旧聞だが、書いておく。4日の日本相撲協会評議会の発表に納得した人は少なかったのではないか。
朝日新聞
日本相撲協会は4日、東京・国技館で、元横綱日馬富士の傷害事件を巡って臨時の評議員会(池坊保子議長)を開き、貴乃花親方(元横綱)の理事解任を全会一致で決議した。
この日は2人が欠席したが、議決に加わらない池坊議長以外の4人全員が解任に賛成した。
記者会見に臨んだ池坊議長は貴乃花親方について「暴行問題に対して報告義務を怠り、危機管理委員会の調査への協力を拒否しました。公益法人の役員としては考えられない行為で、忠実義務に大きく違反している」と話した。


まず、この重要な会議に、7人中2人が欠席したのが異様だ。出席者は池坊保子(元文部科学副大臣)、小西彦衞(元日本公認会計士協会副会長)、大嶽親方(元十両・大竜)、湊川親方(元小結・大徹)、二子山親方(元大関・雅山)、欠席は千家尊祐(第84代出雲国造)、海老沢勝二(元NHK会長)。急な召集だったので時間の都合がつかなかったのかもしれないが、NHK出身の海老沢氏は貴乃花に対する処分に加担したくなかった可能性もあろう。

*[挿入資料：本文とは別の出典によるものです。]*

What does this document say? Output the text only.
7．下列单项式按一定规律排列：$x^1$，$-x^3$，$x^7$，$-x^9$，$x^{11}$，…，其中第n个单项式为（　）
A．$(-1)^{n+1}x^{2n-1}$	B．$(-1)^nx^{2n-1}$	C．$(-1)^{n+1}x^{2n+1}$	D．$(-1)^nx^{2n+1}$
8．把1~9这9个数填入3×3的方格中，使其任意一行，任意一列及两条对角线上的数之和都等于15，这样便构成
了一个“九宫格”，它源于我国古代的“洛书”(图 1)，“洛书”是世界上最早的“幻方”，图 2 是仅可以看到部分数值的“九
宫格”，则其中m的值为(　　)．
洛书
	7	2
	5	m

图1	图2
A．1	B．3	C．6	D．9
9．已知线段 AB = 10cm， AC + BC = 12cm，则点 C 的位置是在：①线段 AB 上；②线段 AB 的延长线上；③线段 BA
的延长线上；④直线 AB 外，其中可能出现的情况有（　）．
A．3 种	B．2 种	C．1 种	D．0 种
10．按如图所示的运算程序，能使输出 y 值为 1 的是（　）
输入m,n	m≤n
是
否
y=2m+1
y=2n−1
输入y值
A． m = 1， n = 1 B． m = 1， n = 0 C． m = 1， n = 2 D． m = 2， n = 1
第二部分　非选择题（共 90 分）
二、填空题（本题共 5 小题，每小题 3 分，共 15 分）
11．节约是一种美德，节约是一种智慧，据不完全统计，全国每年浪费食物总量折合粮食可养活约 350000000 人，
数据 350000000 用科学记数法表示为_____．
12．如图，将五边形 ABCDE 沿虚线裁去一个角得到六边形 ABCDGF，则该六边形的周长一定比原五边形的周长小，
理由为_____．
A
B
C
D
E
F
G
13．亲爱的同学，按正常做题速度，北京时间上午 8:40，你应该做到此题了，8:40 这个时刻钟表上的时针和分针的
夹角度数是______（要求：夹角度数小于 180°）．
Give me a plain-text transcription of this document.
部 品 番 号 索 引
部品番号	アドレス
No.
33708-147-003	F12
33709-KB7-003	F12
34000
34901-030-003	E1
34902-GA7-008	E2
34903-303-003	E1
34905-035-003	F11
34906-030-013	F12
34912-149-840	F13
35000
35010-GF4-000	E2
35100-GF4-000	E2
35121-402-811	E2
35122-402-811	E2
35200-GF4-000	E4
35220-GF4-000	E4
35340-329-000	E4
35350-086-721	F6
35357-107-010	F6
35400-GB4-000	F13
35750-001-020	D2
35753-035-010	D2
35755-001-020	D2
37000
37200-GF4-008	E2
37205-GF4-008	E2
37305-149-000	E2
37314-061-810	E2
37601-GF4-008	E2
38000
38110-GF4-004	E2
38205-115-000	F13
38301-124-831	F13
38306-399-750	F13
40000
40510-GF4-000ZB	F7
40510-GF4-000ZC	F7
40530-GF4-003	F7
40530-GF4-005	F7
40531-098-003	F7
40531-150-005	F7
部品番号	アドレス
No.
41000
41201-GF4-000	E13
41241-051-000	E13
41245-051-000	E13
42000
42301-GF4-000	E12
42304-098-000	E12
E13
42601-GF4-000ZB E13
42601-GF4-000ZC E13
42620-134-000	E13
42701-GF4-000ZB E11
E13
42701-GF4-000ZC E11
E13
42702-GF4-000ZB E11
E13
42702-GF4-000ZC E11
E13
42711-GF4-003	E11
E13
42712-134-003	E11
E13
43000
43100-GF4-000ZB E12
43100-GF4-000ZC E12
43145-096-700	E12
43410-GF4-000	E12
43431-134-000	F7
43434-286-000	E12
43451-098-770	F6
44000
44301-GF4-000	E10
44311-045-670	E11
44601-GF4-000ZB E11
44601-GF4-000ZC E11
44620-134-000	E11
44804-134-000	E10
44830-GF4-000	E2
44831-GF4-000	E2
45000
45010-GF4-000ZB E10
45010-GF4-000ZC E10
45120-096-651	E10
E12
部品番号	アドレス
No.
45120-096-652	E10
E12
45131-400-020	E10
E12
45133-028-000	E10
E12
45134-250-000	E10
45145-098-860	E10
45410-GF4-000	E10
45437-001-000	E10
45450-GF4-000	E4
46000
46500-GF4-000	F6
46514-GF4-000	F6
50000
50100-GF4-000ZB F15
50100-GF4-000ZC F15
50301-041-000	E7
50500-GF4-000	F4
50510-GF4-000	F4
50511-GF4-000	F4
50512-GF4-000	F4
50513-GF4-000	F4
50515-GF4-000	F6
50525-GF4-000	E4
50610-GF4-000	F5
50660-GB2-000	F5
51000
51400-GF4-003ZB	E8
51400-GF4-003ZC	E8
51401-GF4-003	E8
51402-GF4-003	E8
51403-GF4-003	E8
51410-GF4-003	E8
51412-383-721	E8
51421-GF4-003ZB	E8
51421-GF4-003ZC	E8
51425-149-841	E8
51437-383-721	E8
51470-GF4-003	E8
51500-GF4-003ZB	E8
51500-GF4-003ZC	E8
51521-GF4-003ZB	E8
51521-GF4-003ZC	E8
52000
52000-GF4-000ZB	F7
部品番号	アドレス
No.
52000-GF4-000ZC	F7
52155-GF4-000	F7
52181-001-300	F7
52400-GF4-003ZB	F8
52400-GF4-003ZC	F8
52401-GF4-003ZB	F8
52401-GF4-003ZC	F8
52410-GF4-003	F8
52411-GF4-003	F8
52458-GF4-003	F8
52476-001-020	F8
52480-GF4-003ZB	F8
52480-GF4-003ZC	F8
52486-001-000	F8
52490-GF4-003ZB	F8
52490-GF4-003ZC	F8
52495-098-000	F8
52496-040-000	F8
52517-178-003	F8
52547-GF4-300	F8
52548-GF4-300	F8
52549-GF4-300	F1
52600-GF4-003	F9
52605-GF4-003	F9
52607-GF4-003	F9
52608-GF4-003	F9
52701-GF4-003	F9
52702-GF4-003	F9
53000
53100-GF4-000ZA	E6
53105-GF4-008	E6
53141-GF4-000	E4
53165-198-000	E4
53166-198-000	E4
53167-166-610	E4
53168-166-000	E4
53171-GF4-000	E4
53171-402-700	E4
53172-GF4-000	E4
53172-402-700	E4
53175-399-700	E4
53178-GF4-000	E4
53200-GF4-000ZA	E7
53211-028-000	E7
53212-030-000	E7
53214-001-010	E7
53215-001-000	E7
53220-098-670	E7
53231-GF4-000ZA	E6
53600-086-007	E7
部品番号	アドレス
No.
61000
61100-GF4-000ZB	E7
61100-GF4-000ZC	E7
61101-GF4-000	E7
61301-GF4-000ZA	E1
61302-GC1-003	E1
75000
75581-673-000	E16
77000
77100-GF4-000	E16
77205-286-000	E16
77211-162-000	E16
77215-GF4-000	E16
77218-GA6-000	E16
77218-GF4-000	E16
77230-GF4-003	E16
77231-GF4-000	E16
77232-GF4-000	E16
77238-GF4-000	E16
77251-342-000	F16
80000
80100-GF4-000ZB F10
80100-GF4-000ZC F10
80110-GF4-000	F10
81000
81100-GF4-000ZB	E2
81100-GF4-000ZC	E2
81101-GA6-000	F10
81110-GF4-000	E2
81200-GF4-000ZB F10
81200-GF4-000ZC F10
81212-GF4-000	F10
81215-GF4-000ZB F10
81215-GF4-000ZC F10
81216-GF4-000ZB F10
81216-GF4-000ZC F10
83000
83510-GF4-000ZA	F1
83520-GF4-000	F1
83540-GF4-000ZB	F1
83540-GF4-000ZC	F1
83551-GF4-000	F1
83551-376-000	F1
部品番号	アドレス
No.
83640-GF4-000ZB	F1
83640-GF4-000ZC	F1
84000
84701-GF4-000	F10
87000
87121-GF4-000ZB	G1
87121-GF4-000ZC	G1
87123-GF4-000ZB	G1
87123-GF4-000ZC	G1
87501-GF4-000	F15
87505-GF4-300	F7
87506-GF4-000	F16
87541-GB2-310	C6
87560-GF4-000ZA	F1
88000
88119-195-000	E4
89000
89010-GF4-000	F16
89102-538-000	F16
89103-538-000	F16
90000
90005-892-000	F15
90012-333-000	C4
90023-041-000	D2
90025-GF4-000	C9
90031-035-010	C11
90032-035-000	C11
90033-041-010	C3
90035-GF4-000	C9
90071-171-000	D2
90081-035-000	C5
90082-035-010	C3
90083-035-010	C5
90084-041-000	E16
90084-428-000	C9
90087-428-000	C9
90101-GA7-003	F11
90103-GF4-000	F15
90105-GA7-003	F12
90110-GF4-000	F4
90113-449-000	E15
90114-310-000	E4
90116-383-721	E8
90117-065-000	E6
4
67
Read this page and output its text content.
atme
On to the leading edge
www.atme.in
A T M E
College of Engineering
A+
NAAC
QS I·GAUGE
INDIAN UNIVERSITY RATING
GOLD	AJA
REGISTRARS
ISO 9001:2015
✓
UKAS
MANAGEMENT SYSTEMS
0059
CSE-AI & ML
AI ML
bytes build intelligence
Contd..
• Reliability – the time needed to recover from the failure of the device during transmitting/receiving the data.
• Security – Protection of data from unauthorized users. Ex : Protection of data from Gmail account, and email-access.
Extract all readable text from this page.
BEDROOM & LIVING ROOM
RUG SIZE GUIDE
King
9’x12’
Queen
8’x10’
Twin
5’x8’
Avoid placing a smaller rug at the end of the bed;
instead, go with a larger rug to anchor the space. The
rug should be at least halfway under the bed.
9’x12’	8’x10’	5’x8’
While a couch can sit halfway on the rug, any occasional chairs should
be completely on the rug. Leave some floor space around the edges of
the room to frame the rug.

結局、この事件で「罰を受けた」のは、貴乃花親方だけだった。
暴力事件の加害者である日間富士は、自主的に引退。師匠の伊勢ケ浜親方も、自ら理事を辞任した、協会、評議委員会はそれを追認しただけだ。叱責も何もしていない。
そして貴乃花親方だけが、協会から叱責され、名誉も地位も失墜した。

池坊議長は、協会側の電話に出ず、対応しなかった貴乃花親方を「失礼である」と非難した。
横綱3人がかかわる深刻な暴力事件が「失礼」という些事にすり変わったのだ。

日本相撲協会は、2010年に起こった野球賭博、八百長事件で壊滅的な打撃を受け、本場所が開けない事態に陥った。身内を擁護し、事実を隠蔽する体質が、破滅を招いた。
その轍を踏まないために、外部の有識者を経営に参画させたはずだが、今の評議員会は、親方衆よりもひどい。
どんな報酬を得ているのか知らないが、協会の組織防衛の片棒を担いでいるだけだ。愚行で破滅した協会を監視するという本来の役割を全く果たしていない。

貴乃花親方は、相撲協会が警察への被害届を取り下げるように依頼したと言った。評議会は、このことについてしっかり事実確認をしたのだろうか。

貴乃花という不世出の力士は、世渡りが下手でコミュニケーション能力も最悪だ。しかし、彼の今回の行動は、相撲界に迫る危機に対する注意喚起と、改革への機運を盛り上げたいという意図があったと思われるが、ジャーナリストを含む有識者からなる評議会は、貴乃花の発したサインを一顧だにしなかった。

八角理事長は「評議員会において全会一致にて解任が決定されたことを踏まえ、今後は再発防止に努め、より一層気を引き締めて内部統制を図りたいと存じます。そして何より、力士が安心して稽古に精進し、本場所で多くのファンを魅了し続けるよう、全力で取り組む次第でございます」
と言った。

貴乃花のような反逆者が出ないように、内部統制をはかるというのだ。最悪である。

テレビ、新聞などの死んだメディアは動かないだろうが、週刊誌は鵜の目鷹の目で取材をしているはずだ。
近い将来、相撲界は深刻なスキャンダルに見舞われる可能性が高い。それはおそらく、モンゴル力士の地下水脈に関するものになると思われる。貴乃花はそれに対して警鐘を鳴らしていたことが、その時にわかると思う。

そうなったときに、協会はもとより、評議会の責任が厳しく問われることになるだろう。